Ela Canta, Pobre Ceifeira
Ela canta, pobre ceifeira,
Julgando-se feliz talvez;
Canta, e ceifa, e a sua voz, cheia
De alegre e anónima viuvez,
Ondula como um canto de ave
No ar limpo como um limiar,
E há curvas no enredo suave
Do som que ela tem a cantar.
Ouvi-la alegra e entristece,
Na sua voz há o campo e a lida,
E canta como se tivesse
Mais razões pra cantar que a vida.
Ah, canta, canta sem razão!
O que em mim sente ‘stá pensando.
Derrama no meu coração a tua incerta voz ondeando!

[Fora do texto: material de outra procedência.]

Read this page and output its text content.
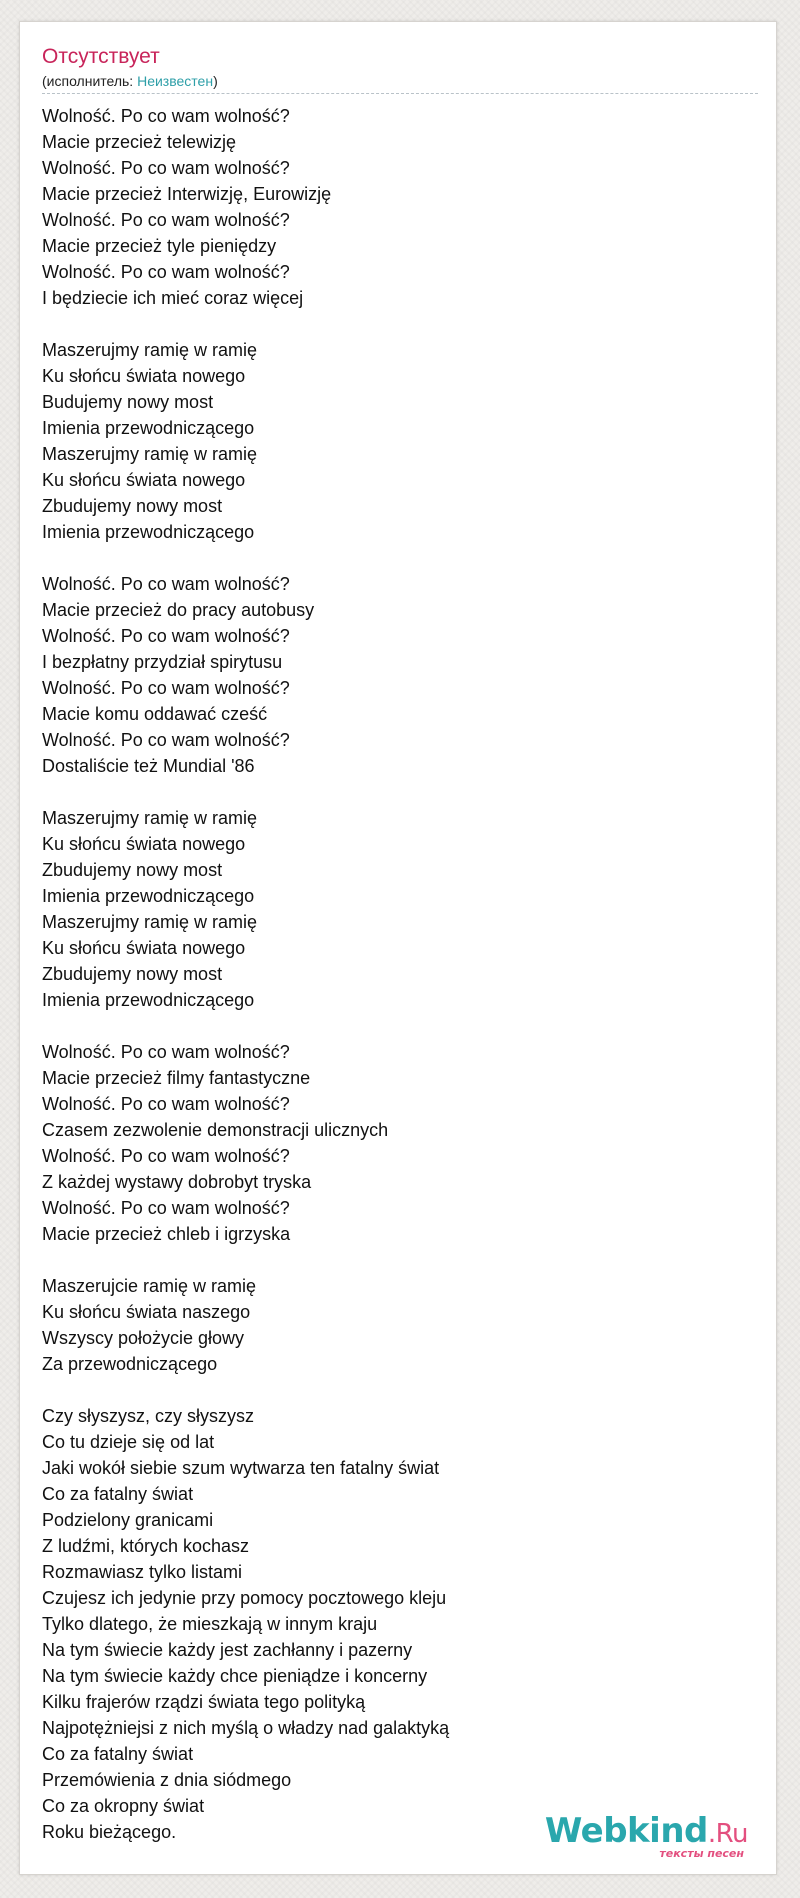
Отсутствует
(исполнитель: Неизвестен)
Wolność. Po co wam wolność?
Macie przecież telewizję
Wolność. Po co wam wolność?
Macie przecież Interwizję, Eurowizję
Wolność. Po co wam wolność?
Macie przecież tyle pieniędzy
Wolność. Po co wam wolność?
I będziecie ich mieć coraz więcej
Maszerujmy ramię w ramię
Ku słońcu świata nowego
Budujemy nowy most
Imienia przewodniczącego
Maszerujmy ramię w ramię
Ku słońcu świata nowego
Zbudujemy nowy most
Imienia przewodniczącego
Wolność. Po co wam wolność?
Macie przecież do pracy autobusy
Wolność. Po co wam wolność?
I bezpłatny przydział spirytusu
Wolność. Po co wam wolność?
Macie komu oddawać cześć
Wolność. Po co wam wolność?
Dostaliście też Mundial '86
Maszerujmy ramię w ramię
Ku słońcu świata nowego
Zbudujemy nowy most
Imienia przewodniczącego
Maszerujmy ramię w ramię
Ku słońcu świata nowego
Zbudujemy nowy most
Imienia przewodniczącego
Wolność. Po co wam wolność?
Macie przecież filmy fantastyczne
Wolność. Po co wam wolność?
Czasem zezwolenie demonstracji ulicznych
Wolność. Po co wam wolność?
Z każdej wystawy dobrobyt tryska
Wolność. Po co wam wolność?
Macie przecież chleb i igrzyska
Maszerujcie ramię w ramię
Ku słońcu świata naszego
Wszyscy położycie głowy
Za przewodniczącego
Czy słyszysz, czy słyszysz
Co tu dzieje się od lat
Jaki wokół siebie szum wytwarza ten fatalny świat
Co za fatalny świat
Podzielony granicami
Z ludźmi, których kochasz
Rozmawiasz tylko listami
Czujesz ich jedynie przy pomocy pocztowego kleju
Tylko dlatego, że mieszkają w innym kraju
Na tym świecie każdy jest zachłanny i pazerny
Na tym świecie każdy chce pieniądze i koncerny
Kilku frajerów rządzi świata tego polityką
Najpotężniejsi z nich myślą o władzy nad galaktyką
Co za fatalny świat
Przemówienia z dnia siódmego
Co za okropny świat
Roku bieżącego.	Webkind.Ru
тексты песен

Ah, poder ser tu, sendo eu!
Ter a tua alegre inconsciência,
E a consciência disso!
Ó céu! Ó campo! Ó canção! A ciência
Pesa tanto e a vida é tão breve!
Entrai por mim dentro!
Tornai Minha alma a vossa sombra leve!
Depois, levando-me, passai!
Fernando Pessoa, in “Cancioneiro”
*
Gosto imenso deste poema. E lembro-me muitas dele, e recito o primeiro verso. Quando estou cansado de mim mesmo. Quando vejo os outros felizes com menos do que eu e, mesmo assim, irradiando felicidade, penso nesta ceifeira. Quando vejo alguém com uma vida comedida, sem rasgo e sem preocupações, sem angústias, lembro-me deste poema.
«Ah, poder ser tu, sendo eu! /Ter a tua alegre inconsciência, /E a consciência disso!», era tão bom! Esta intranquilidade, este querer abraçar o mundo com estes dois braços, este achar que se está do Lado Bom da Força e se tem a ajuda da Verdade… leva-me onde? A esta angústia, esta intranquilidade, este travo de insatisfação na boca? Será?
Merda para isto tudo! «Pesa tanto e a vida é tão breve!»